Adımlarım hızlanmıştı. Fakat ellerim kapı koluna uzanamadan başka bir el beni kolumdan yakalamıştı.

"Canımı acıtıyorsun!"

"Küçük hanım hiçbir yere gidemez."

Kibarca söylemişti bunu.

"Sen çıldırmışsın! Ne yaptığını sanıyorsun!"

"Bir şey yapmıyorum."

"Manyaksın sen. Duydun mu beni, manyaksın!"

Bir yandan gözlerimden yaşlar boşalıyordu. O ise hala kolumu sıkıca tutuyordu. İç çekti. Ağzını araladı.

"Neden anlamak istemiyorsun? Senin için yaptığım onca şeye rağmen neden beni sevemedin, neden?"

"Neden bahsediyorsun sen? Beni tanımıyorsun bile!"

"Ah-ha."

Yüzünde acı bir gülümseme vardı. Neredeyse ağlayacaktı. Tekrar konuşmaya başladı.

"Yürü."

Kolumdan çekiştire çekiştire beni yukarı çıkardı. Yatağa fırlatırcasına bıraktı.

"Cezanı çekeceksin. Duydun mu beni?"

"Ne cezası, neyden bahsediyorsun sen?" korkuyla ona bakıyordum.

"Onca yılın cezası."

Sözlerini bitirdi ve odadan hışımla çıktı. Kapıyı kilitlediğini duydum. Kapıyı zorladım. Lanet kapı açılmıyordu. Nolur bu bir kabus olsun, nolur. Ne yapacağım, ne yapacağım?! Neyden bahsediyor? Yemin ederim ki bilmiyorum. Ne cezası? Ne yaptım ben? Çığlık atmaya başladım. Duvarı yumrukladım.

"Çıkar beni buradan! Hastasın sen!"

Bir süre sonra bağırmaktan yorgun düşmüştüm. Bağırıp kendimi yormamaya karar verdim. Yatağa uzandım. Gözlerimi kapadım, bunun bir kabus olmasını diledim.
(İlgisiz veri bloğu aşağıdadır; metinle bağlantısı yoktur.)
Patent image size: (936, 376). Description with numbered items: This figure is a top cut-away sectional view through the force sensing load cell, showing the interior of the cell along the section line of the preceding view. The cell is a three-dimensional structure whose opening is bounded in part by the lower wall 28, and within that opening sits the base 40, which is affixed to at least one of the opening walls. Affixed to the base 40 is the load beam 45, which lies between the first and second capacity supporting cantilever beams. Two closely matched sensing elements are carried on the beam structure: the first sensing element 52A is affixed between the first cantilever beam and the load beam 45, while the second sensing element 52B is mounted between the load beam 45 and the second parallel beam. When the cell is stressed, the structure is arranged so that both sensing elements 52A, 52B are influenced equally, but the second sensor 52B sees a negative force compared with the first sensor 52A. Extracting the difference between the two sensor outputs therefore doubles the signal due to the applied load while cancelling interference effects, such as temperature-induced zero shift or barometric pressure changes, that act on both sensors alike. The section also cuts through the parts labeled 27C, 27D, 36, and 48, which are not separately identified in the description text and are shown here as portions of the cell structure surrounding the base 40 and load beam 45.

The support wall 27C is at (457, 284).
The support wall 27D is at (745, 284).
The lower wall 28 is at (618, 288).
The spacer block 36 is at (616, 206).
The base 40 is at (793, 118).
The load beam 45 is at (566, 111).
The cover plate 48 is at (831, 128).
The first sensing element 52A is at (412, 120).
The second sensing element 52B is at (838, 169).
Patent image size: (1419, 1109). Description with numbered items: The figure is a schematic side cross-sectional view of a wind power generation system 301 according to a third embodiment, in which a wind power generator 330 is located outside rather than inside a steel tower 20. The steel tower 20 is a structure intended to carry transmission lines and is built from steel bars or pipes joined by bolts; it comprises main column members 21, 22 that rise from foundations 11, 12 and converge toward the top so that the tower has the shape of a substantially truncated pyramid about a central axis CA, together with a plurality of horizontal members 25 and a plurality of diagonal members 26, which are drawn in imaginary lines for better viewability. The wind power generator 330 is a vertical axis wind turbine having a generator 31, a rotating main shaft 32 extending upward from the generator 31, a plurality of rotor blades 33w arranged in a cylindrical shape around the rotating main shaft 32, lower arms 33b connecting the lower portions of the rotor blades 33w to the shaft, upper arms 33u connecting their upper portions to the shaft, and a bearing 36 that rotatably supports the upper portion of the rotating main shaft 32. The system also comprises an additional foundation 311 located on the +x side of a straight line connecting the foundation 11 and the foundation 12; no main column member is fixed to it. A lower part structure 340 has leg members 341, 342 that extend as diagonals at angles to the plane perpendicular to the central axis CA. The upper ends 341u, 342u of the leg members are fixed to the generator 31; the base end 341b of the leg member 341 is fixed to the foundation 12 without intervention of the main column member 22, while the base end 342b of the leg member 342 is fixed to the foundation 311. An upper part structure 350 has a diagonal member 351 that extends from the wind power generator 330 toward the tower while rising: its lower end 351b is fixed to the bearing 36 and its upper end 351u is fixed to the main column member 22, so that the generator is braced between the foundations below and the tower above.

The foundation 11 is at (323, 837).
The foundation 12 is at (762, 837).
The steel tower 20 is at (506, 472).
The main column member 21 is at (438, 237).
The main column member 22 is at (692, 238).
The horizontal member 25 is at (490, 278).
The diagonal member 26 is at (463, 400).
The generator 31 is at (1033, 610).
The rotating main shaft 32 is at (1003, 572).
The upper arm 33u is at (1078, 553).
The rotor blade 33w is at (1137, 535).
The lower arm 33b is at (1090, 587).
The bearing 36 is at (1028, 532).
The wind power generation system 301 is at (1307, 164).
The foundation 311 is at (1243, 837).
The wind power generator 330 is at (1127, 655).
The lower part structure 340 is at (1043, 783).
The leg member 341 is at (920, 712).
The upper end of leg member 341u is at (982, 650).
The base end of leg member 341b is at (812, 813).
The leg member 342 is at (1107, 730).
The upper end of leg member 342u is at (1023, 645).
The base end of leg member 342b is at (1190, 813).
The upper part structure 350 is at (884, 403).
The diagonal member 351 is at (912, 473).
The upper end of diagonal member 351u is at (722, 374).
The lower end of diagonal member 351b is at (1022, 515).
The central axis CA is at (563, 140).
Gözyaşlarım yatağı ıslatmıştı. Gözlerimi açtığımda birkaç saat geçmişti sanırım. Birden sesler duydum.

"Bunu yapmak istediğine emin misin? Başka yollar da var." bilmediğim bir erkek sesiydi bu.

"Eminim. Onu ilk gördüğümde ne oldu biliyor musun? Beni tanımadı bile. İnanabiliyor musun? Onu deli gibi seviyorum. Ama o ne yapıyor? Başkasını seviyor. Adımdan bile bihaber. Bunun neresi adaletli?"

"Sakin ol. Canını yakmak istemezsin değil mi?"

"İstiyorum. Hem de deli gibi."

Son cümleyi duyar duymaz dinlemeyi bırakmıştım. Kalbim patlayacakmış gibi atıyordu. Canını yakmak derken neyden bahsediyordu? Dudaklarımı yemeye başladım. Yapar mıydı?

Hemen etrafımı aradım. Sert bir şeyler bulmaya çalıştım. Bulduğum tek şey bedenime uygun kıyafetler ve iç çamaşırlarıydı. Bunları görünce daha da ürkmüştüm. Beni burada daha ne kadar tutmayı planlıyordu?